Greg Mellor: in defence of bathrooms
One of our favourite local designers, Greg Mellor, makes the case for designing a bathroom as if it were any other room in the home.
Every room in the home has a function… even if that function is simply to recline and contemplate life. But where does function end and form begin? Bathrooms, in our opinion, have been getting a bad rap for far too long with an unnecessarily formal treatment. Given a different approach, this can be a room that meets (or even surpasses) the ranks of other thoughtfully styled spaces in the home like the kitchen or living room. Beyond functional, it can be eclectic, charming, beguiling, even mind-blowingly memorable.
Cape Town-based interior designer Greg Mellor has a knack for injecting interiors with lashings of comfort, personality and soul. For him, it’s only natural that the bathroom be treated with the same respect. A quick flick through his studio’s archives proves this, with a stream of gorgeous bathrooms that break the established rules and belie this room’s intended purpose. Anyway, who said you can’t hang a curtain around your bathtub?

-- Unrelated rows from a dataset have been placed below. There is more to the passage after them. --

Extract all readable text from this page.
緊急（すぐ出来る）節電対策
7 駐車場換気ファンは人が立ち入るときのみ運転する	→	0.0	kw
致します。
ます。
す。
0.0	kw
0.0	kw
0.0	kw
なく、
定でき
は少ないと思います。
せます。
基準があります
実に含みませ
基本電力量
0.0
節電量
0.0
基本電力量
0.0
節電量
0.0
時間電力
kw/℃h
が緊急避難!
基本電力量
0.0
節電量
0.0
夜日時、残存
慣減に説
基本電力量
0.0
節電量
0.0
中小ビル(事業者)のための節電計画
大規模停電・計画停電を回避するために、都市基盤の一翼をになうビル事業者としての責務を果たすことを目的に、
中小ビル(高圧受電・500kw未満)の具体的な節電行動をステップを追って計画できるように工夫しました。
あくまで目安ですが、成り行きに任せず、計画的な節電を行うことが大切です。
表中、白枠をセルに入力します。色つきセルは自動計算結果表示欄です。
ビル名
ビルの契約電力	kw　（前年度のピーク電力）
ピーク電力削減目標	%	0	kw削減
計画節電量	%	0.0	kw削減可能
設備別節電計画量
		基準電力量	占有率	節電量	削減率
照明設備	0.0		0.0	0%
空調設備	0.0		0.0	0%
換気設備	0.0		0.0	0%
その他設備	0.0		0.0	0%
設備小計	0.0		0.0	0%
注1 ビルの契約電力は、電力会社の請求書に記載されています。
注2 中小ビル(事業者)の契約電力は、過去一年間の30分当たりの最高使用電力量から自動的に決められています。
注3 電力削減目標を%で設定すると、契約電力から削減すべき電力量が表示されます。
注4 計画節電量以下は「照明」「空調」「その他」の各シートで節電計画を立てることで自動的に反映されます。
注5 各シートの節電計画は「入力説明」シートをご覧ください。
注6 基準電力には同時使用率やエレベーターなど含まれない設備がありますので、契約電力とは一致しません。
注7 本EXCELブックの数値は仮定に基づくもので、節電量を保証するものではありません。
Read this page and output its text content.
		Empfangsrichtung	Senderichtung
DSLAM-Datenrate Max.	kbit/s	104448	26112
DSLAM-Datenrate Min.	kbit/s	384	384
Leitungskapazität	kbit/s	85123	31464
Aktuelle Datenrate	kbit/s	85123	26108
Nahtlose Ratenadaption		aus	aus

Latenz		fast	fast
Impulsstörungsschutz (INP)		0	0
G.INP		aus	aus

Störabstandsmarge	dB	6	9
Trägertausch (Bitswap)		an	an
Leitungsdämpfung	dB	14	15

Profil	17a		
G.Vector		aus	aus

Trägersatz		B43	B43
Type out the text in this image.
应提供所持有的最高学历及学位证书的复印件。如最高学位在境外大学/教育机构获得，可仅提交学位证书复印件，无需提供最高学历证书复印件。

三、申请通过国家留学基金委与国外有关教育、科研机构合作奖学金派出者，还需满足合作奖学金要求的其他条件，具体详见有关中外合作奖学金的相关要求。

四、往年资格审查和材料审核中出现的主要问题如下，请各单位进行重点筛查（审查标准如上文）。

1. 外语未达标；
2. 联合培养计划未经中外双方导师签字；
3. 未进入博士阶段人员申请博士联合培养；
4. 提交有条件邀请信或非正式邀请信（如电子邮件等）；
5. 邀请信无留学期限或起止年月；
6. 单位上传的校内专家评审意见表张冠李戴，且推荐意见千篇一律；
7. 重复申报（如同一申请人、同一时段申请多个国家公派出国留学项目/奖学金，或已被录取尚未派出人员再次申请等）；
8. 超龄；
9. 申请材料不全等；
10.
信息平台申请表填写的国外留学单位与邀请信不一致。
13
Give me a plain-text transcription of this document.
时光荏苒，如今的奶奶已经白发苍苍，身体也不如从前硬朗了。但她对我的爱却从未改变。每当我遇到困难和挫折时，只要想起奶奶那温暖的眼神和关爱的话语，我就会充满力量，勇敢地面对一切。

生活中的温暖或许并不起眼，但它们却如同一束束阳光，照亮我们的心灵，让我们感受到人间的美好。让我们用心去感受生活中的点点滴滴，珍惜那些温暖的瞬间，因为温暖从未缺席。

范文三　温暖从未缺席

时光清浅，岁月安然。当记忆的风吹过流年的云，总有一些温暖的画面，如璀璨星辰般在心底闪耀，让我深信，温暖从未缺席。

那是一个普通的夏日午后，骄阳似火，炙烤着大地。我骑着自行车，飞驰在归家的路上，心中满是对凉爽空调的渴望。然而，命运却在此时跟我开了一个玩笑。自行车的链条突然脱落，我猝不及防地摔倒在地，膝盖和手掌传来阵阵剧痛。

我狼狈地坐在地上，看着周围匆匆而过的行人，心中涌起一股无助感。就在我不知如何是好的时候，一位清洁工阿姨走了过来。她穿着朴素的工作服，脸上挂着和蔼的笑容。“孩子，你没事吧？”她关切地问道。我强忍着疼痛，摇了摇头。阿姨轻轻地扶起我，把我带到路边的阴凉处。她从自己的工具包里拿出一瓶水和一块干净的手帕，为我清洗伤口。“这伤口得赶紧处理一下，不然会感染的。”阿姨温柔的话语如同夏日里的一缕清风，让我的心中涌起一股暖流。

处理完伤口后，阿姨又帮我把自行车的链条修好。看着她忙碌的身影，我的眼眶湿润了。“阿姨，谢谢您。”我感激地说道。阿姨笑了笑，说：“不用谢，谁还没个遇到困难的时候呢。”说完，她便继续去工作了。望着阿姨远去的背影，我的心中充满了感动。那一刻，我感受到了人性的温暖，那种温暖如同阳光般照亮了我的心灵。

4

“It seems bathrooms are often viewed as a space where one need only select finishes and sanitaryware, however I think the layouts need to be tested, planning should be carefully considered, all the architectural elements thought of and the proportions and materials looked at more carefully,” he explains.
From hanging artwork (yes, you can) and painting the walls red to creating a room within the room, Greg shares some of his top bathroom projects and dishes out some tips on steering this utilitarian room into a totally new direction – one worthy of design envy.
Plan and plan some more
Why should a bathroom be one big, empty, echoey space? Wherever possible the loo should be separate – and at the very least – tucked away. One should never encounter the loo immediately upon entering the bathroom, nor should it be viewed from outside the bathroom.
I love bathrooms that are slightly broken up – rooms within the room, small divisions in the space created by nib walls, arches or even curtaining. Even though they should be used sparingly to be responsible water users, baths are the best focal point and can be emphasised by being placed in a vaulted niche, or a paneled recess or surrounded by curtains.
(Almost) nothing is off-limits
I love to put artworks and full-scale furniture into a bathroom; consider an upholstered armchair or an antique table. Having said that, I’m not a fan of the 80s wall-to-wall carpeting in a bathroom, nor of corner baths.
Be unconventional with materials
Steer away from the large-format tile standard and live a little. Paneling, wallpaper, rugs and window dressings are all plausible options for the bathroom. If the bathroom is designed properly, it should have decent air flow and ventilation to prevent too much steam build up in the case of using textiles and wallpaper.
A few stockists to scout out
It can be slim pickings for sanitaryware with character in SA, but Victorian Bathrooms really stocks the best variety in my opinion. Onsite Gallery often has interesting reclaimed basins and Brassique in Somerset West stocks beautiful old brass taps. If you keep your eyes peeled, you’ll also find that many bric-a-brac and vintage stores keep old parts and accessories and don’t forget the reclamation yards.
A final word of warning
Beware of getting caught in the trap of using a garden tap in a rustic country bathroom. They are not designed to take hot water, so you will forever be changing washers on your hot taps.